С деловым видом сновали совсем еще зеленые юнцы, держа в руке лист бумаги, колыхавшийся на ветру, который они поднимали своей беготней. Наборщики, у которых из-под халата, запачканного типографской краской, виднелись суконные брюки, точь-в-точь такие же, как у светских людей, и чистый белый воротничок, бережно несли кипы оттисков – свеженабранные, еще сырые гранки. Порой входил щуплый человечек, одетый чересчур франтовски, в сюртуке, чересчур узком в талии, в брюках, чересчур обтягивавших ногу, в ботинках с чересчур узким носком, – какой-нибудь репортер, доставлявший вечернюю светскую хронику.

Приходили и другие люди, надутые, важные, все в одинаковых цилиндрах с плоскими полями, – видимо, они считали, что один этот фасон шляпы уже отличает их от простых смертных.

Наконец появился Форестье под руку с самодовольным и развязным господином средних лет, в черном фраке и белом галстуке, очень смуглым, высоким, худым, с торчащими вверх кончиками усов.

– Всего наилучшего, уважаемый мэтр, – сказал Форестье.

Господин пожал ему руку.

– До свидания, дорогой мой.

Он сунул тросточку под мышку и, посвистывая, стал спускаться по лестнице.

– Кто это? – спросил Дюруа.

– Жак Риваль, – знаешь, этот известный фельетонист и дуэлист?
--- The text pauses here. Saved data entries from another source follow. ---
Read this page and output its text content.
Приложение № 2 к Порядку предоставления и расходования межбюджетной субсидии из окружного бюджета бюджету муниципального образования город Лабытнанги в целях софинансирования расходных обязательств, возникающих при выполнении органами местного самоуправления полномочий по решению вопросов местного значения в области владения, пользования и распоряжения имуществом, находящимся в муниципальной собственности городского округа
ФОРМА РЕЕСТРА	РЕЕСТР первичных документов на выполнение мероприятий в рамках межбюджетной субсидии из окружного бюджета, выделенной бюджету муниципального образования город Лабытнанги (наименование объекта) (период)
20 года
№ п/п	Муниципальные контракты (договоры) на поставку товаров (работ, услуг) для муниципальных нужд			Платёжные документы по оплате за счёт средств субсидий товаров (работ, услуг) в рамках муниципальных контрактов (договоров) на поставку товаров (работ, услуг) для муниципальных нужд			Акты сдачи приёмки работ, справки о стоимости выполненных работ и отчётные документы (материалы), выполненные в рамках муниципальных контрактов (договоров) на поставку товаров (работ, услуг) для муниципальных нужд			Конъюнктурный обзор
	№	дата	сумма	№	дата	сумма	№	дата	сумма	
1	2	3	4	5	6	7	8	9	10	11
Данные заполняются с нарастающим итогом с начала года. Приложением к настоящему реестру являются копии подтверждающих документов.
Он просматривал корректуру. Гарен, Монтель и он – лучшие парижские журналисты: самые остроумные и злободневные фельетоны принадлежат им. Риваль дает нам два фельетона в неделю и получает тридцать тысяч франков в год.

Они вышли. Навстречу им, отдуваясь, поднимался по лестнице небольшого роста человек, грузный, лохматый и неопрятный.

Форестье низко поклонился ему.

– Норбер де Варен, поэт, автор «Угасших светил», тоже в большой цене, – пояснил он. – Ему платят триста франков за рассказ, а в самом длинном его рассказе не будет и двухсот строк. Слушай, зайдем в Неаполитанское кафе, я умираю от жажды.

Как только они заняли места за столиком, Форестье крикнул: «Две кружки пива!» – и залпом осушил свою; Дюруа между тем отхлебывал понемножку, наслаждаясь, смакуя, словно это был редкостный, драгоценный напиток.

Его приятель молчал и, казалось, думал о чем-то, потом неожиданно спросил:

– Почему бы тебе не заняться журналистикой?

Дюруа бросил на него недоумевающий взгляд:

– Но… дело в том, что… я никогда ничего не писал.

– Ну так попробуй, начни! Ты мог бы мне пригодиться: добывал бы для меня информацию, интервьюировал должностных лиц, ходил бы в присутственные места. На первых порах будешь получать двести пятьдесят франков, не считая разъездных. Хочешь, я поговорю с издателем?

– Конечно, хочу.

– Тогда вот что: приходи ко мне завтра обедать. Соберется у меня человек пять-шесть, не больше: мой патрон – господин Вальтер с супругой, Жак Риваль и Норбер де Варен, которых ты только что видел, и приятельница моей жены. Придешь?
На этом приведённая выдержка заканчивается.